How to Feed Fruit Fly Larvae Small Molecules

Generally speaking, fruit flies are a great model system. Not only are they small, thus taking up very little space in the lab, but their adult lifespan is only 40-60 days, so you can track age-dependent changes without having to wait months and months. Fruit flies also display complex behaviors and more than 75% of human disease associated proteins have functional homologs in fruit flies. Moreover, they undergo several metamorphoses, and each life stage can be used as a discreet model system. These and other characteristics support utilizing fruit flies for a variety of physiological and pharmacological studies.

Pharmacological studies commonly focus on the mechanism and activity of a small molecule on an organism’s system.  A small molecule is a synthetic or isolated molecule that, when ingested or injected into a biological system, elicits some sort of change, be it physiological, molecular, cellular, or systemic. Most pharmaceuticals and drugs are classified as small molecules. To investigate the effects a small molecule can have on an organism’s system, researchers commonly depend on fruit flies as their first model system. There are several protocols in which adult flies can be fed food containing drug. However, in this article, I will be sharing with you a general protocol for feeding fruit fly larvae small molecules.

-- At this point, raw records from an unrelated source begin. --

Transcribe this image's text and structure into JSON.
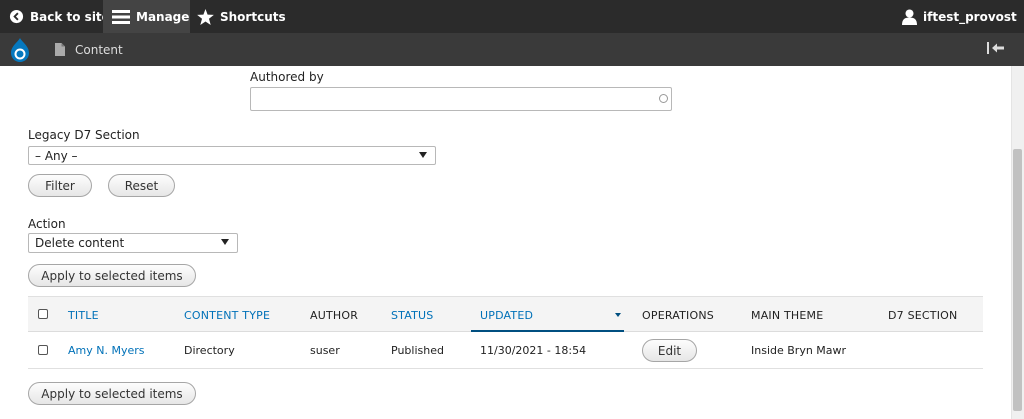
{
  "toolbar": {
    "back_to_site": "Back to site",
    "manage": "Manage",
    "shortcuts": "Shortcuts",
    "user": "iftest_provost"
  },
  "secondary": {
    "content": "Content"
  },
  "filters": {
    "authored_by_label": "Authored by",
    "authored_by_value": "",
    "legacy_label": "Legacy D7 Section",
    "legacy_value": "– Any –",
    "filter_button": "Filter",
    "reset_button": "Reset"
  },
  "action": {
    "label": "Action",
    "value": "Delete content",
    "apply_button": "Apply to selected items"
  },
  "table": {
    "headers": {
      "title": "TITLE",
      "content_type": "CONTENT TYPE",
      "author": "AUTHOR",
      "status": "STATUS",
      "updated": "UPDATED",
      "operations": "OPERATIONS",
      "main_theme": "MAIN THEME",
      "d7_section": "D7 SECTION"
    },
    "rows": [
      {
        "title": "Amy N. Myers",
        "content_type": "Directory",
        "author": "suser",
        "status": "Published",
        "updated": "11/30/2021 - 18:54",
        "operation": "Edit",
        "main_theme": "Inside Bryn Mawr",
        "d7_section": ""
      }
    ]
  },
  "bottom": {
    "apply_button": "Apply to selected items"
  },
  "colors": {
    "toolbar": "#2b2b2b",
    "link": "#0071b8",
    "sort": "#004f80"
  }
}
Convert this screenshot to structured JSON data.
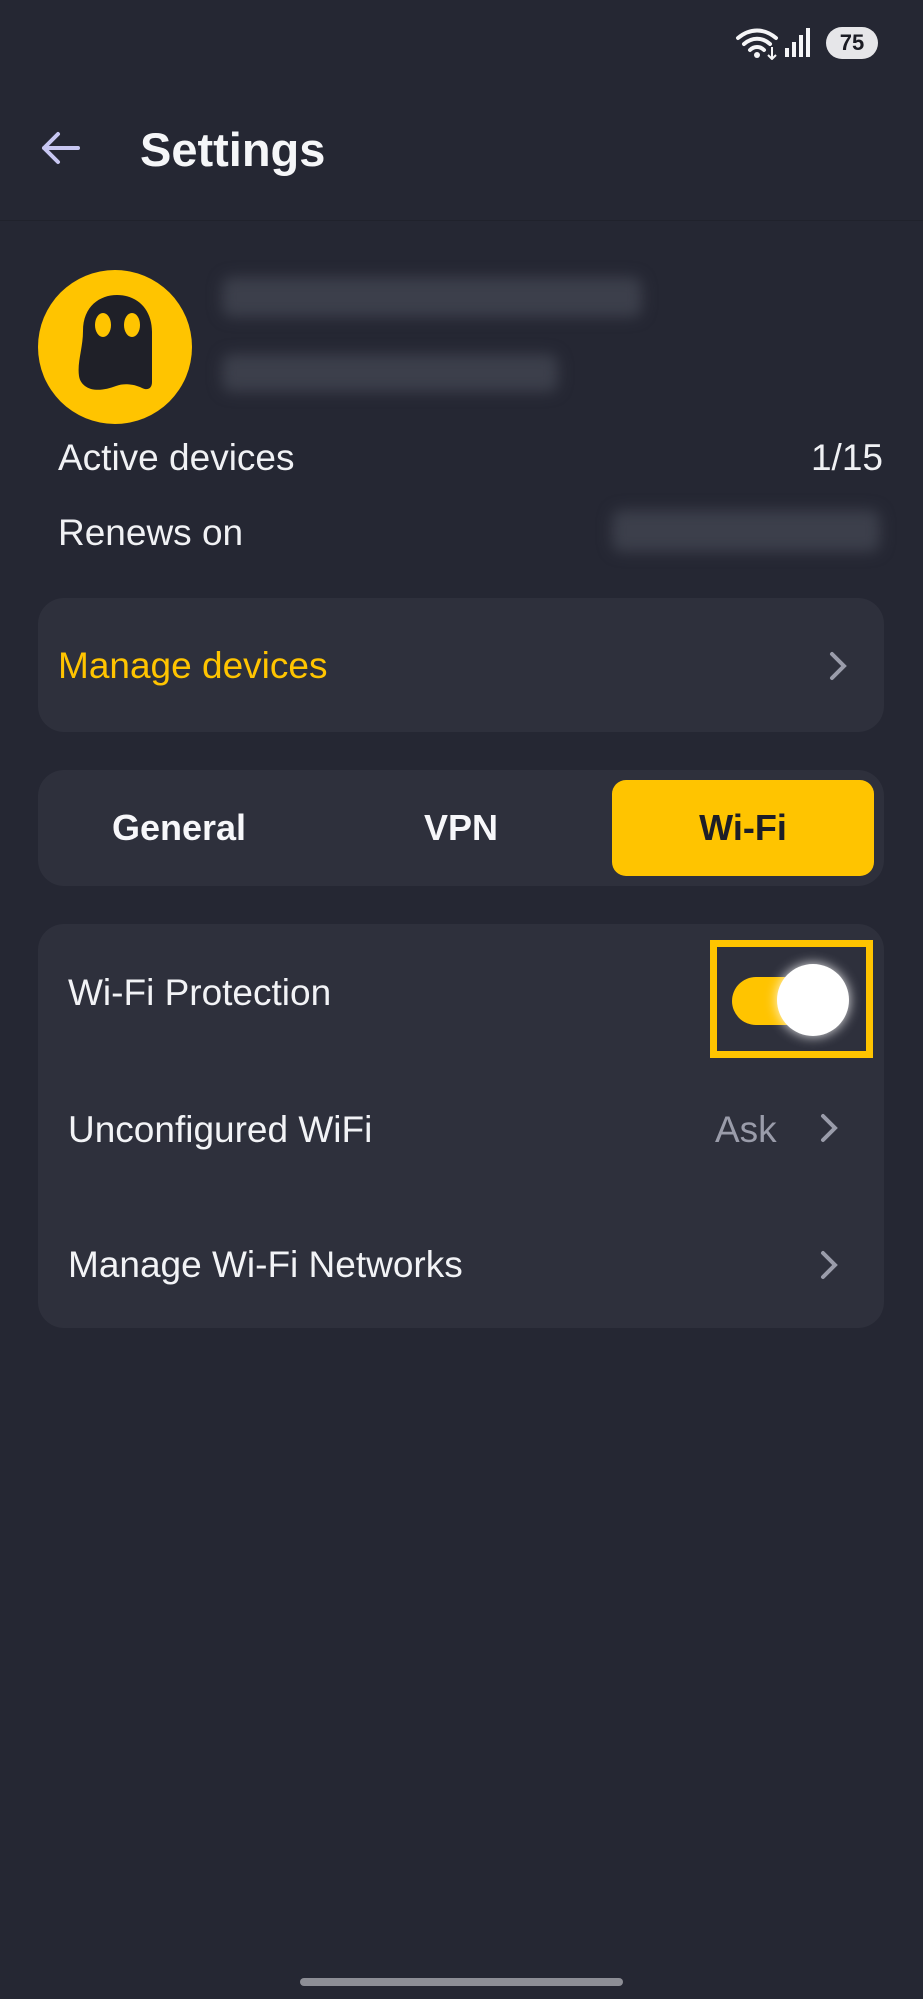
{
  "status_bar": {
    "battery": "75",
    "icons": [
      "wifi-icon",
      "signal-icon"
    ]
  },
  "header": {
    "title": "Settings",
    "back_icon": "arrow-left-icon"
  },
  "account": {
    "active_devices_label": "Active devices",
    "active_devices_value": "1/15",
    "renews_on_label": "Renews on"
  },
  "manage_devices": {
    "label": "Manage devices"
  },
  "tabs": [
    {
      "label": "General",
      "selected": false
    },
    {
      "label": "VPN",
      "selected": false
    },
    {
      "label": "Wi-Fi",
      "selected": true
    }
  ],
  "wifi_settings": {
    "wifi_protection": {
      "label": "Wi-Fi Protection",
      "enabled": true
    },
    "unconfigured_wifi": {
      "label": "Unconfigured WiFi",
      "value": "Ask"
    },
    "manage_networks": {
      "label": "Manage Wi-Fi Networks"
    }
  },
  "colors": {
    "background": "#252733",
    "card": "#2E303C",
    "accent": "#FFC400",
    "muted_text": "#9A9CAA"
  }
}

Why Focus on Fruit Fly Larvae?

Larvae, or maggots, are the immature stage of Drosophila development. Once adult flies have laid eggs on a food source, the eggs hatch into larvae. These larvae will then crawl around and eat the food, developing through first, second, and third instar stages until they form the pupal case and finally eclose into adulthood. Larvae are a useful life stage to use for feeding assays because they are eating machines: one of their major driving forces is to ingest enough energy for metamorphosis during pupation. Therefore, fruit fly larvae have a strong drive to eat the drug-containing food.

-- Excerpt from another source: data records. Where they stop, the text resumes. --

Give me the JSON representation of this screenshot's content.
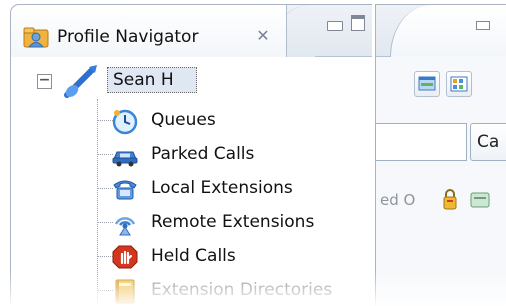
{
  "navigator": {
    "title": "Profile Navigator",
    "tab_icon": "profile-navigator-icon",
    "close_icon": "close-icon",
    "root": {
      "label": "Sean H",
      "icon": "user-guitar-icon",
      "expanded": true
    },
    "items": [
      {
        "label": "Queues",
        "icon": "queues-clock-icon"
      },
      {
        "label": "Parked Calls",
        "icon": "parked-car-icon"
      },
      {
        "label": "Local Extensions",
        "icon": "phone-icon"
      },
      {
        "label": "Remote Extensions",
        "icon": "remote-antenna-icon"
      },
      {
        "label": "Held Calls",
        "icon": "held-hand-icon"
      },
      {
        "label": "Extension Directories",
        "icon": "directory-book-icon"
      }
    ]
  },
  "right_view": {
    "combo_text": "Ca",
    "status_text": "ed O"
  }
}
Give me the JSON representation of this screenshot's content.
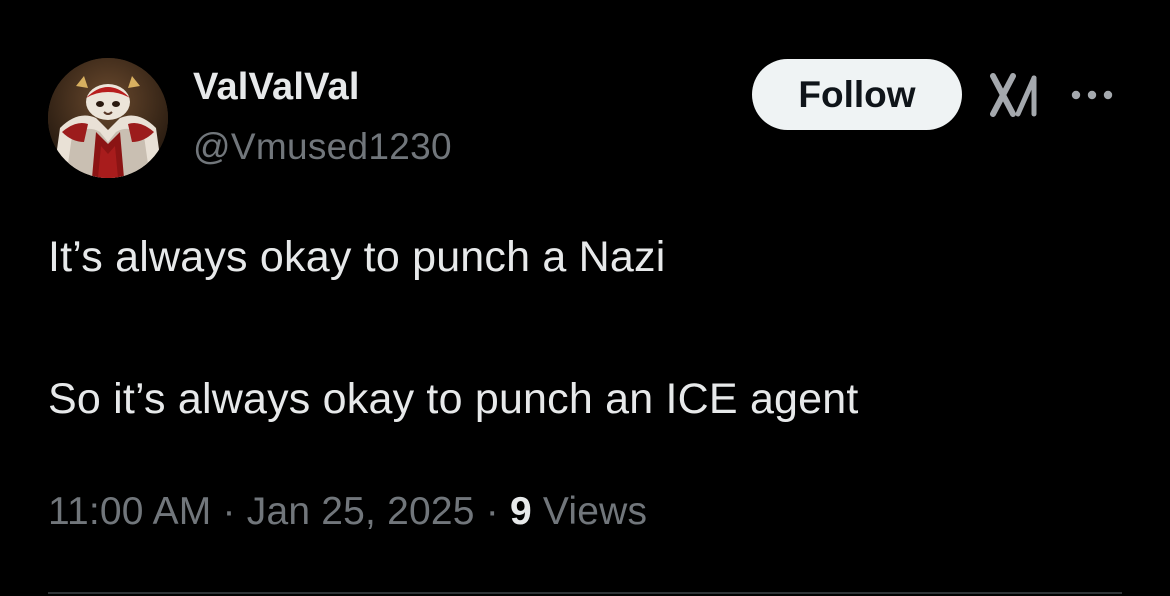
{
  "author": {
    "display_name": "ValValVal",
    "handle": "@Vmused1230"
  },
  "actions": {
    "follow_label": "Follow",
    "grok_icon": "grok-icon",
    "more_icon": "more-dots-icon"
  },
  "tweet": {
    "line_1": "It’s always okay to punch a Nazi",
    "line_2": "So it’s always okay to punch an ICE agent"
  },
  "meta": {
    "time": "11:00 AM",
    "separator": " · ",
    "date": "Jan 25, 2025",
    "views_count": "9",
    "views_label": " Views"
  },
  "colors": {
    "background": "#000000",
    "primary_text": "#e7e9ea",
    "secondary_text": "#71767b",
    "follow_button_bg": "#eff3f4",
    "divider": "#2f3336"
  }
}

What Kind of Food Should You Use?

Let’s say you want to characterize the systemic effect of ingesting your drug of interest on gross larval crawling behavior. Or perhaps you want to characterize the physiological effects of the drug on a model synapse, like the Drosophila neuromuscular junction. In either scenario, the goal is to entice the larvae to eat the drug-containing food. You can do this using either dry food or liquid food. I have found more consistent dose-dependent effects using liquid food, and therefore this protocol is what I will describe below.

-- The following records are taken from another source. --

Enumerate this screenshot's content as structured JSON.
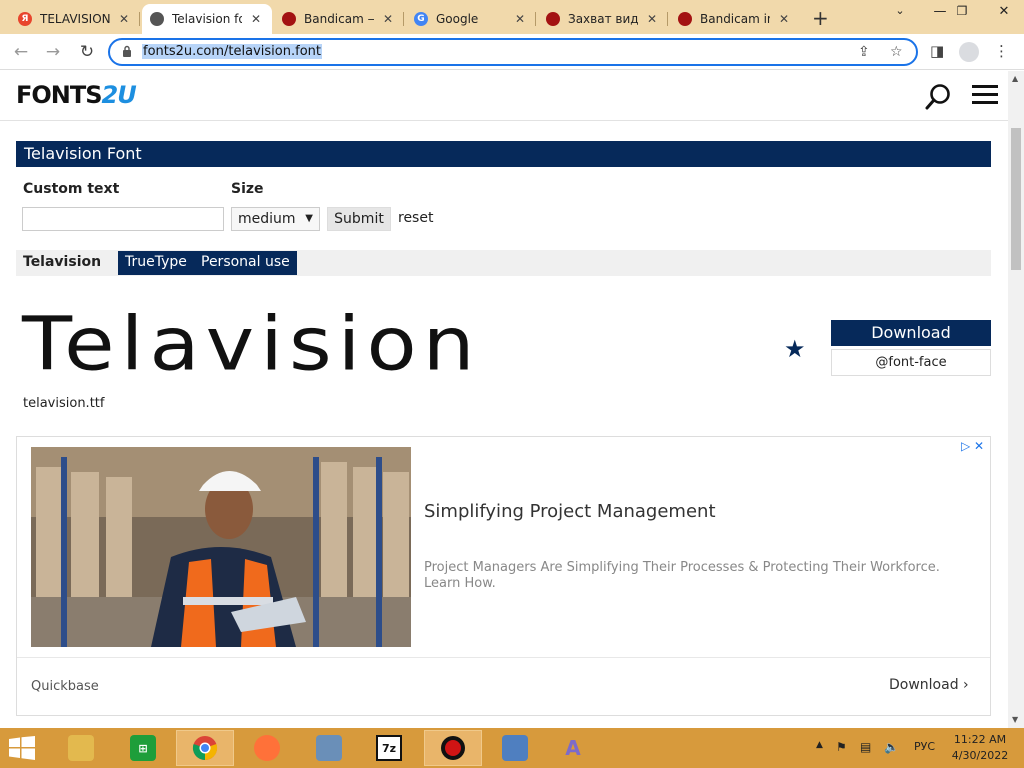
{
  "browser": {
    "tabs": [
      {
        "title": "TELAVISION",
        "favicon_color": "#e8452c",
        "favicon_glyph": "Я",
        "icon": "yandex-icon",
        "active": false
      },
      {
        "title": "Telavision fo",
        "favicon_color": "#555555",
        "favicon_glyph": "",
        "icon": "globe-icon",
        "active": true
      },
      {
        "title": "Bandicam —",
        "favicon_color": "#a31212",
        "favicon_glyph": "",
        "icon": "bandicam-icon",
        "active": false
      },
      {
        "title": "Google",
        "favicon_color": "#4285f4",
        "favicon_glyph": "G",
        "icon": "google-icon",
        "active": false
      },
      {
        "title": "Захват виде",
        "favicon_color": "#a31212",
        "favicon_glyph": "",
        "icon": "bandicam-icon",
        "active": false
      },
      {
        "title": "Bandicam in",
        "favicon_color": "#a31212",
        "favicon_glyph": "",
        "icon": "bandicam-icon",
        "active": false
      }
    ],
    "url": "fonts2u.com/telavision.font"
  },
  "site": {
    "logo_main": "FONTS",
    "logo_accent": "2U"
  },
  "font_page": {
    "title": "Telavision Font",
    "custom_text_label": "Custom text",
    "custom_text_value": "",
    "size_label": "Size",
    "size_value": "medium",
    "submit_label": "Submit",
    "reset_label": "reset",
    "font_name": "Telavision",
    "format_badge": "TrueType",
    "license_badge": "Personal use",
    "preview_text": "Telavision",
    "filename": "telavision.ttf",
    "download_label": "Download",
    "fontface_label": "@font-face"
  },
  "ad": {
    "headline": "Simplifying Project Management",
    "description": "Project Managers Are Simplifying Their Processes & Protecting Their Workforce. Learn How.",
    "advertiser": "Quickbase",
    "cta": "Download"
  },
  "taskbar": {
    "items": [
      {
        "icon": "file-explorer-icon",
        "color": "#e3b94e",
        "active": false
      },
      {
        "icon": "store-icon",
        "color": "#1e9e3a",
        "active": false
      },
      {
        "icon": "chrome-icon",
        "color": "#db4437",
        "active": true
      },
      {
        "icon": "firefox-icon",
        "color": "#ff7139",
        "active": false
      },
      {
        "icon": "network-tool-icon",
        "color": "#6a8fb8",
        "active": false
      },
      {
        "icon": "7zip-icon",
        "color": "#111111",
        "glyph": "7z",
        "active": false
      },
      {
        "icon": "bandicam-icon",
        "color": "#b01212",
        "active": true
      },
      {
        "icon": "control-panel-icon",
        "color": "#4f7fc0",
        "active": false
      },
      {
        "icon": "app-a-icon",
        "color": "#7d6bc9",
        "glyph": "A",
        "active": false
      }
    ],
    "language": "РУС",
    "time": "11:22 AM",
    "date": "4/30/2022"
  }
}
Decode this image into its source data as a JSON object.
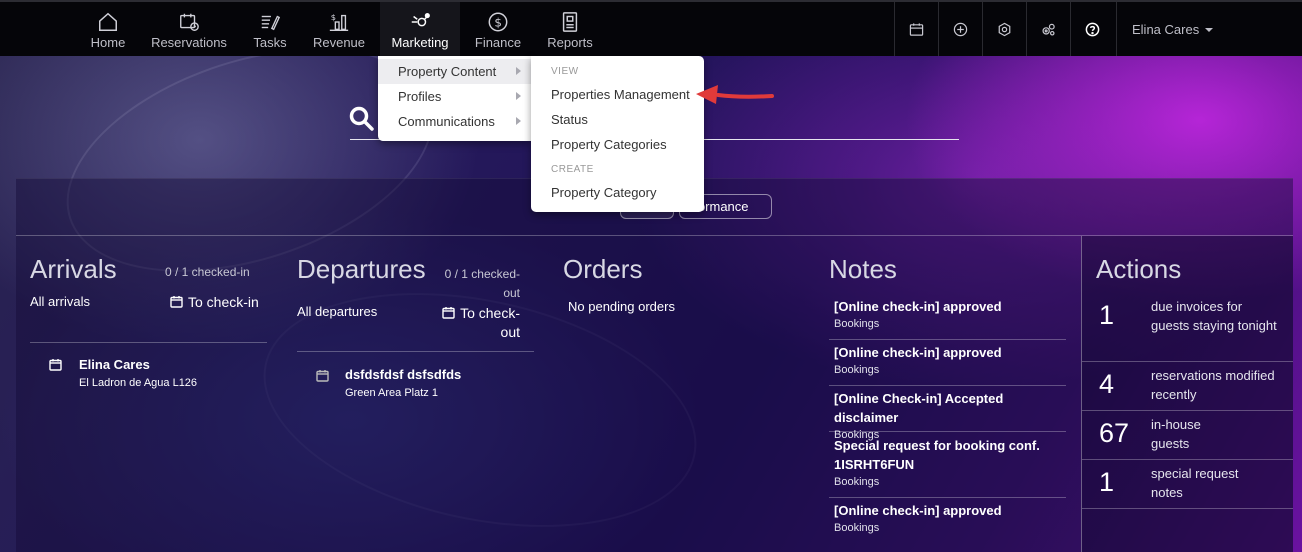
{
  "nav": {
    "items": [
      {
        "label": "Home",
        "icon": "home-icon"
      },
      {
        "label": "Reservations",
        "icon": "calendar-clock-icon"
      },
      {
        "label": "Tasks",
        "icon": "task-list-icon"
      },
      {
        "label": "Revenue",
        "icon": "revenue-chart-icon"
      },
      {
        "label": "Marketing",
        "icon": "marketing-icon",
        "active": true
      },
      {
        "label": "Finance",
        "icon": "dollar-icon"
      },
      {
        "label": "Reports",
        "icon": "report-icon"
      }
    ],
    "right_icons": [
      "calendar-icon",
      "add-circle-icon",
      "settings-icon",
      "gears-icon",
      "help-icon"
    ],
    "user_name": "Elina Cares"
  },
  "dropdown": {
    "left_items": [
      {
        "label": "Property Content",
        "hover": true
      },
      {
        "label": "Profiles"
      },
      {
        "label": "Communications"
      }
    ],
    "view_header": "VIEW",
    "view_items": [
      "Properties Management",
      "Status",
      "Property Categories"
    ],
    "create_header": "CREATE",
    "create_items": [
      "Property Category"
    ]
  },
  "filters": {
    "performance_label": "rformance"
  },
  "arrivals": {
    "title": "Arrivals",
    "count": "0 / 1 checked-in",
    "filter_label": "All arrivals",
    "action_label": "To check-in",
    "guest_name": "Elina Cares",
    "guest_location": "El Ladron de Agua L126"
  },
  "departures": {
    "title": "Departures",
    "count_line1": "0 / 1 checked-",
    "count_line2": "out",
    "filter_label": "All departures",
    "action_line1": "To check-",
    "action_line2": "out",
    "guest_name": "dsfdsfdsf dsfsdfds",
    "guest_location": "Green Area Platz 1"
  },
  "orders": {
    "title": "Orders",
    "empty_text": "No pending orders"
  },
  "notes": {
    "title": "Notes",
    "items": [
      {
        "title": "[Online check-in] approved",
        "category": "Bookings"
      },
      {
        "title": "[Online check-in] approved",
        "category": "Bookings"
      },
      {
        "title": "[Online Check-in] Accepted disclaimer",
        "category": "Bookings"
      },
      {
        "title": "Special request for booking conf. 1ISRHT6FUN",
        "category": "Bookings"
      },
      {
        "title": "[Online check-in] approved",
        "category": "Bookings"
      }
    ]
  },
  "actions": {
    "title": "Actions",
    "items": [
      {
        "count": "1",
        "label": "due invoices for guests staying tonight"
      },
      {
        "count": "4",
        "label": "reservations modified recently"
      },
      {
        "count": "67",
        "label": "in-house guests"
      },
      {
        "count": "1",
        "label": "special request notes"
      }
    ]
  },
  "colors": {
    "nav_bg": "#050509",
    "accent_arrow": "#e03a3a",
    "bg_purple": "#6a12a0"
  }
}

Third instar larvae are eating machines and especially like sugar. Therefore, I suggest using a liquid food mixture of 20% sucrose and 6% glucose in deionized water. To validate that larvae are in fact eating the food, include two drops of food dye (blue, green, or red work best) per 500ul liquid food. Then place 200ul of liquid food into a 2mL conical vial, and set up two vials of food for every concentration of drug you are testing: one control vial and one test vial. Add the volume of drug stock necessary to result in the desired test concentration in the test vial.

How Long Do You Let the Larvae Feed?

This is the tricky part of these assays because it depends on the pharmacokinetics of the drug. Is the drug actually being absorbed? Is the drug being metabolized? Are there off-target effects? If the drug is fairly well characterized in the literature, you can use that information to inform some of these answers. If the small molecule is completely novel and its pharmacokinetics have never been characterized, you will have to execute a trial and error protocol. Essentially, checking for a drug-induced effect following 5-10 hours of feeding (which you should be able to do with most drugs in the mM range). Yes, this window is large, and with your particular drug and dose, you might actually detect an effect earlier or later. Generally, I suggest analyzing at each hour over 10 hours of feeding. If you still don’t see your desired effect after 10 hours, either try over night or multiple days feedings, or feeding at a higher dose of drug. Unfortunately, it will require some troubleshooting and optimization for your specific situation and small molecule.

Another important caveat of these assays is that, while you know the dose of the drug in the food, you don’t actually know how much of it is being ingested or absorbed in the animal. Therefore, it is always important to perform a no drug control in tandem with your test condition. Also, though you can’t measure the drug ingested directly, you can use a spectrophotometer to measure the amount of dye each larva ingests. This would allow you to account for the absence or presence of feeding differences between test conditions.

Conclusion

Small molecule feeding assays in fruit fly larvae have become more common in the last decade. One reason for this is the high number of disease-associated genes shared between humans and fruit flies. Another reason for this is the speed and quickness with which you can detect an effect a drug may have on the animal. The power of Drosophila genetics, coupled with its sufficiently complex behaviors and low cost, make it a great first-pass model system in which to test the large, systemic effects of small molecules.